Entrambi sembrano essere argomenti molto validi, ma non sfiorano neanche il cuore del problema e cioè l’individuazione delle reali esigenze dell’utente della scuola: lo studente.

Viviamo nella società dell’informazione, il mondo è interconnesso e viaggia ad una velocità incredibile. L’unica istituzione che sembra essere impermeabile a questo cambiamento è la scuola, grosso modo ferma a principi educativi di inizio Novecento e incapace, nonostante ripetuti tentativi, di rinnovarsi nella forma. Il bambino di oggi, il nativo digitale per dirla in maniera chiara, ha un numero di stimoli che sollecitano la sua mente in maniera molto maggiore rispetto a solo una generazione fa, e pensare di fornire una formazione analoga a quella dei bambini del secolo scorso è quanto meno un progetto anacronistico.

La scuola, se vuole vincere la sfida del millennio, deve essere in grado di sviluppare l’autonomia e la creatività di ogni singolo studente. Per fare questo occorre una destrutturazione molto forte ed una azione coraggiosa di ripensamento dell’intera didattica. È anacronistico tenere gli studenti prigionieri per non meno di cinque ore seduti in angusti banchi sottoponendoli a stress che difficilmente un adulto sarebbe in grado di gestire in situazioni analoghe. Sarebbe opportuno diluire nell’arco della giornata la didattica in maniera razionale diminuendo le ore di lezione frontale, comunque insostituibili, e lasciando allo studente momenti di autonomia, collocando nelle ore pomeridiane le attività pratiche.

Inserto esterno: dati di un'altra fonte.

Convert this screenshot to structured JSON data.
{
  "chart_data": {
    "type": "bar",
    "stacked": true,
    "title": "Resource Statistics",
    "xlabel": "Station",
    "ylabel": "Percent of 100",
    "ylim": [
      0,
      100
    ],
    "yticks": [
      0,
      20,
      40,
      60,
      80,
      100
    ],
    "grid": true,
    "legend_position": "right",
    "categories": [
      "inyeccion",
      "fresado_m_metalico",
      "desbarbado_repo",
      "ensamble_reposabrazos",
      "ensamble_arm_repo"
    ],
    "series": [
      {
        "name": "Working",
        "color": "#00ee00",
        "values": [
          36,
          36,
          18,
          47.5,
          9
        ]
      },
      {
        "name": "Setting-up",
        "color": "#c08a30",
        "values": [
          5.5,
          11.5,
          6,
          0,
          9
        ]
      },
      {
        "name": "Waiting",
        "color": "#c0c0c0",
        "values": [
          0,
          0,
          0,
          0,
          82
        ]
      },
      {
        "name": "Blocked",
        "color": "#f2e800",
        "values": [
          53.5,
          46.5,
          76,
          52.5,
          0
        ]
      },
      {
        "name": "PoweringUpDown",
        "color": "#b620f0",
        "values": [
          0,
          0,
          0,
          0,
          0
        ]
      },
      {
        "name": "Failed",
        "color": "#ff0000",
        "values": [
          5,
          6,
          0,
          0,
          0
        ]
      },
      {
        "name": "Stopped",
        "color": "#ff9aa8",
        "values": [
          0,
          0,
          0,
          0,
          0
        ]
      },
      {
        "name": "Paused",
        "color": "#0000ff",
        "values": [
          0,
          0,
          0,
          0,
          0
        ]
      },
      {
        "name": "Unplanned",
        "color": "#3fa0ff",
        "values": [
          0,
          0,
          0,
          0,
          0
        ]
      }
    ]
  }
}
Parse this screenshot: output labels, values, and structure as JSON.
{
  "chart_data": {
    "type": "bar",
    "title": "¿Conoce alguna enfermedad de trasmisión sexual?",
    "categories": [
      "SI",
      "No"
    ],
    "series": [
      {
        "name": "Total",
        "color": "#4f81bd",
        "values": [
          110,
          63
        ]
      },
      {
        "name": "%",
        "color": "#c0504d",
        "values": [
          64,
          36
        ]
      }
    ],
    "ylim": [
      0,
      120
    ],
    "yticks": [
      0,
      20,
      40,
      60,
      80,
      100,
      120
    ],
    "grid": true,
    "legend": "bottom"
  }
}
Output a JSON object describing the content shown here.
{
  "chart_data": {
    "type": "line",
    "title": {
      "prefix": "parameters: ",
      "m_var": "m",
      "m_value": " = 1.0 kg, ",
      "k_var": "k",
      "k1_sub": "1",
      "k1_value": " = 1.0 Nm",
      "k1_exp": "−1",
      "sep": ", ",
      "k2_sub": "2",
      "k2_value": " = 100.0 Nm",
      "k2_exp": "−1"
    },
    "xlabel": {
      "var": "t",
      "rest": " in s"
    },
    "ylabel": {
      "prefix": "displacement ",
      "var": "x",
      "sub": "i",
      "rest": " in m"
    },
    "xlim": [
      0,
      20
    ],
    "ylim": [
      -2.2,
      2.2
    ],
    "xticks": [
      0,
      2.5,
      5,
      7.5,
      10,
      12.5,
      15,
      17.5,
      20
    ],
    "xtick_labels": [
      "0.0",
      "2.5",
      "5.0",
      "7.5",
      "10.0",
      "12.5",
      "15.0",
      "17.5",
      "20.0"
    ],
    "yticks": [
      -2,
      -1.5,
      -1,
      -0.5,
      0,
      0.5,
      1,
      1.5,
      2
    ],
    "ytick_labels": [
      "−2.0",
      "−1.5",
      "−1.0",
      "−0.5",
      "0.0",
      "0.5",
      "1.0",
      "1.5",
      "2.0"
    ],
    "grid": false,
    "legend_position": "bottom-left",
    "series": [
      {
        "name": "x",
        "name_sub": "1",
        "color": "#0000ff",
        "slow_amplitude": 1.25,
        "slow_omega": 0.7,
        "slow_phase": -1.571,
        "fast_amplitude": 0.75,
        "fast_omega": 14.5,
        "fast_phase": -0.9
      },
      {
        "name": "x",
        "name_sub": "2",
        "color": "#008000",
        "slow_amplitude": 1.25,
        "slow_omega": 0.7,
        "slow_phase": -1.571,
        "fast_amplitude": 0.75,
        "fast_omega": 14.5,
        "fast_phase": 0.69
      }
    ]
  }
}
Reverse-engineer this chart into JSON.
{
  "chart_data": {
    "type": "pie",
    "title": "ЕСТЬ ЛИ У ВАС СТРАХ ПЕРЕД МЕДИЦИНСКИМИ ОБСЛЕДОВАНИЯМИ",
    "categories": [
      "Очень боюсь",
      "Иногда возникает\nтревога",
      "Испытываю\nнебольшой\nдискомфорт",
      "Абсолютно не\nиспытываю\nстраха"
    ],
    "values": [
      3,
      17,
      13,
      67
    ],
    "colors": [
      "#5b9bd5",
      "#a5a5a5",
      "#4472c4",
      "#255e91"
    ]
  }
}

La scuola può diventare uno spazio condiviso, non una arena di competizione e mediocrità, capace di tenere al centro l’utente stimolandolo nello sviluppo delle proprie potenzialità. È assurdo pensare ad una didattica incentrata su una eccessiva quantità di materie che diventano una sterile accumulazione di informazioni che saranno presto dimenticate. Per fare tutto questo è necessario investire molto denaro pubblico per l’edilizia scolastica – di fatti la classe come la conosciamo oggi scompare – ma, soprattutto, occorre avere una visione chiara di come è il mondo oggi e cosa aspetta i ragazzi domani quando usciranno dalla scuola.

Cominciare a considerare la scuola non come un ammortizzatore sociale ma come un investimento per il futuro è un principio irrinunciabile e improcrastinabile.